30 km to go. 1 minute lead. Just a matter or time. Rasmussen who has the polka dot jersey is getting into the spirit of it. Each day he's worn more clothing with polka dots. Today he's added a polka dot helmet to the ensemble. The chase has stalled a little. They don't want to reel the leaders in too soon as they'll just encourage riders to counterattack. And here they go. The break is now 40 seconds and a few go off the front in an attempt to attack. They're have a rough go of it though.

17 km to go. Reports are that the end is very curvy and narrows from 2 lanes to 1. Can you say pileup? This could be a mess. In fact Discovery comes to the front. They want to have the fewest number of riders in front of Lance. Less riders, less chance of getting caught in a crash. In fact they might be hoping for one to happen behind them, like when Vino gained a few seconds. Maybe they'll get lucky.

5 km to go. Two riders out in front now. Chavenel and Horner. Team Disco doesn't care if these guys win but it's surprising that Davitamon is letting them lead given all the work they've done to get their sprinter back into the mix.

1km to go. Those two riders are 8" ahead of the peloton. Close! Wait for it...

Chavenel is leading. Horner sitting on his wheel. The peloton is closing quickly. Here they go. Oh my God I was right. McEwen takes it. His leadout man - Rodriguez - set him up perfectly to nip out O'Grady. Chavenel and Horner were swallowed up after all that work. Unbelievable. He is really going to make this green jersey race exciting. After being counted out after being remanded for interfering in one of the early stages he is determined to claw his way back to green. O'Grady takes 2nd and Rodriquez comes in 3rd. Also unbelievable, no crashes.

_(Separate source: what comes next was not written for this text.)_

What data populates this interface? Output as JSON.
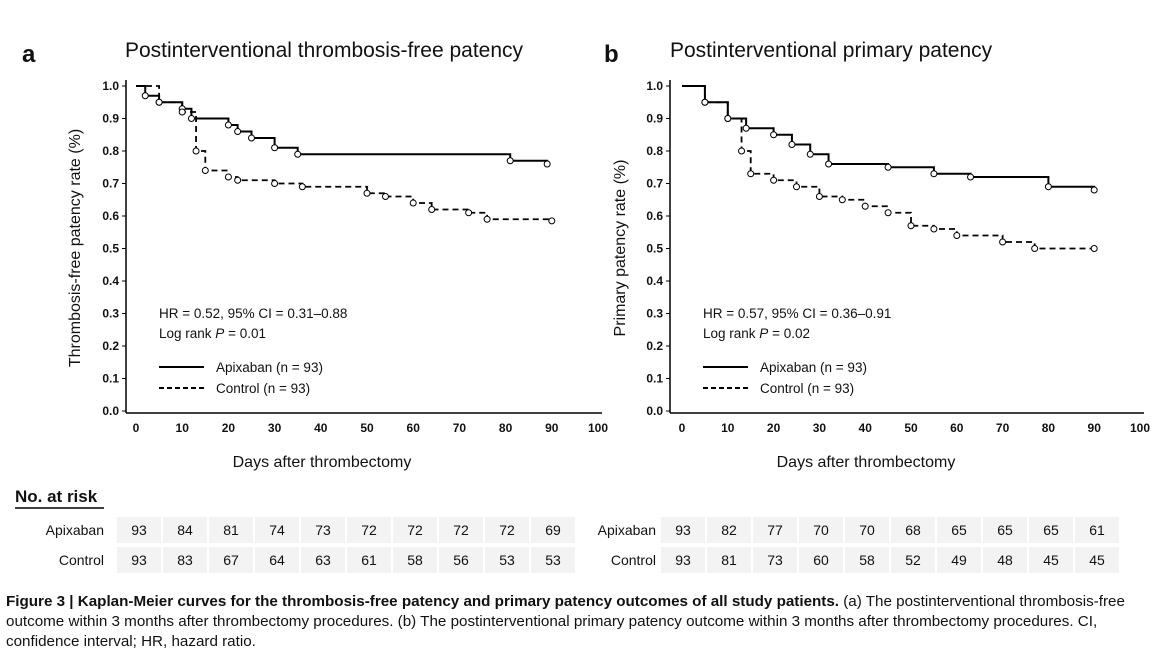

Hushovd comes in 5th so he loses relative to O'Grady and McEwen. Here's the top 3 green jersey contenders:
  • Hushovd - 164 points
  • O'Grady - 150 points
  • McEwen - 142 points
Close! Armstrong and all the other GC contenders finish together. No changes in the general classification.
Stage 14
This is it boys and girls. That below is a backbreaking stage. I'm really torn about what Lance will do here. There's one side of me that says he attacks here and there's another that says he'll just control the race. Save it all up for tomorrow. Tomorrow is built for him. It's the kind of stage that allows Team Disco to go hard and just shred the peloton all along the stage. I'm not sure. I'll make a bet. I say he goes for it. Team Disco drives hard all day and he puts Azevedo (if he's feeling better), Hinky or Popo up front to lead up the final Cat 1 climb before he pours it on. But I'll be honest. I'm not sure what his strategy will be.